Pour un changement significatif, il faut s’attaquer à différentes formes d’avantage :
- L’avantage des données : l’asymétrie d’information entre les entreprises et le public
- L’avantage computationnel : la dépendance aux infrastructures, hardware et software
- L’avantage géopolitique : encadré par (l’absence ?) de régulation, et des gouvernements qui soutiennent le développement de l’IA comme un atout stratégique et économique
Aller au-delà du cadre réglementaire des politiques publiques
Les négociations pour la régulation de l’IA aux États-Unis, Canada et dans l’Union Européenne sont en cours mais posent pour l’instant la sécurité comme une priorité, plutôt que la question des biais algorithmique et de la discrimination. À ce jour, nous manquons toujours d’informations sur les données utilisées pour entraîner les modèles comme GPT-4 et Sarah Myers West nous rappelle qu’on ne peut pas croire les compagnies sur parole lorsqu’elles nous disent qu’elles savent ce qu’elles font. Jusqu’ici elles ont prouvé qu’elles étaient prêtes à commercialiser leurs technologies même si celles-ci ne sont pas prêtes.
Il faut donc instaurer des mécanismes pour que les compagnies soient tenues responsables de leurs actions. Et le Frontier Model Forum, « un nouvel organisme industriel pour promouvoir le développement sûr et responsable des systèmes d’IA d’avant-garde » lancé par Anthropic, Google, Microsoft et OpenAI, ne suffit pas.

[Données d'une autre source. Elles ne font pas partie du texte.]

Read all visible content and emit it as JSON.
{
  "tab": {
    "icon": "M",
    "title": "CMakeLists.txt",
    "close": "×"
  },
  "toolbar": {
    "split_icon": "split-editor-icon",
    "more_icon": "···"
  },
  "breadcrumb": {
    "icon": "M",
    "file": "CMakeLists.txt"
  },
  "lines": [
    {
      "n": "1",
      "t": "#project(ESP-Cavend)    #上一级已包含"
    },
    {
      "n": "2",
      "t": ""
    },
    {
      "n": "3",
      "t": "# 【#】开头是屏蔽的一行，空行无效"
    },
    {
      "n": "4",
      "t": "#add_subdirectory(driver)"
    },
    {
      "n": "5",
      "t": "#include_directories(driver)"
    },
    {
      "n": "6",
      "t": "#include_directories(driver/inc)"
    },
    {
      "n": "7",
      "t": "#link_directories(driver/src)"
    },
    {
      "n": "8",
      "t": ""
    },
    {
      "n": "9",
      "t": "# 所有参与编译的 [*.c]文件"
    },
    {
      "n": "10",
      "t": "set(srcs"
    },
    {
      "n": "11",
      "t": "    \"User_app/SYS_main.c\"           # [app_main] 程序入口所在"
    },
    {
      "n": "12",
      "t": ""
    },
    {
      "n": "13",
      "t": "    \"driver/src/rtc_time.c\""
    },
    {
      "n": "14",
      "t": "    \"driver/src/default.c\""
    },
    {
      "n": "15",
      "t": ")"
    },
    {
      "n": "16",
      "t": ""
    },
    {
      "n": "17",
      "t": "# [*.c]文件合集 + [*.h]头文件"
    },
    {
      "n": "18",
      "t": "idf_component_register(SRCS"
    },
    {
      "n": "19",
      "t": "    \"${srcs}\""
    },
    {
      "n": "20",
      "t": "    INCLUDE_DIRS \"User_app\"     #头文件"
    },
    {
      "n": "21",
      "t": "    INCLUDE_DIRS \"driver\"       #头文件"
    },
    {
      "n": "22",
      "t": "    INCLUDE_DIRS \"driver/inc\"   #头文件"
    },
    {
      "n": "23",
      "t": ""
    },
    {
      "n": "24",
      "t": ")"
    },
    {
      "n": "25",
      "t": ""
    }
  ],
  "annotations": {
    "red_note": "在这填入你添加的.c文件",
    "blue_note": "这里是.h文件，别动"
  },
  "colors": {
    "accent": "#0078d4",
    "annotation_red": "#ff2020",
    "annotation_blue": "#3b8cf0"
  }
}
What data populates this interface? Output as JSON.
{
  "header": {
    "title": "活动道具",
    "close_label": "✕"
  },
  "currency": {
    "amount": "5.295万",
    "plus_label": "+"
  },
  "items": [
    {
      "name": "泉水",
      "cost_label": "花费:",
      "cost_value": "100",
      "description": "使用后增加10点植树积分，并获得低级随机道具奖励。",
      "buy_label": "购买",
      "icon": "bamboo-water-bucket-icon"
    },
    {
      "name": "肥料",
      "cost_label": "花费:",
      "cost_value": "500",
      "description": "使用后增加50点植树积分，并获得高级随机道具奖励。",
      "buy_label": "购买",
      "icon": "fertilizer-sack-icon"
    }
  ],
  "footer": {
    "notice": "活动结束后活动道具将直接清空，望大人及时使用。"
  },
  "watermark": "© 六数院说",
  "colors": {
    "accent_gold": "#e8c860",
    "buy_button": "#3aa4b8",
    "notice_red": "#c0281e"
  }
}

Comment peut-on agir et faire entendre sa voix ? Il faut confronter la concentration du pouvoir des entreprises et s’organiser nous dit Sarah Myers West. Travailleurs, travailleurs créatifs, artistes sont au cœur de la résistance face à ces géants de la tech. Ils sont en mesure, collectivement, de créer un effet de levier pour s’assurer que l’IA n’est pas utilisée pour dévaloriser leur travail. La plus récente grève des auteurs WGA est un exemple de cette lutte.
Ne pas vouloir entendre parler de l’IA est une chose, mais ce qui est sûr, c’est que le train a quitté la gare et qu’il vaut mieux être prêt à le prendre en marche, pour être en mesure d’agir collectivement.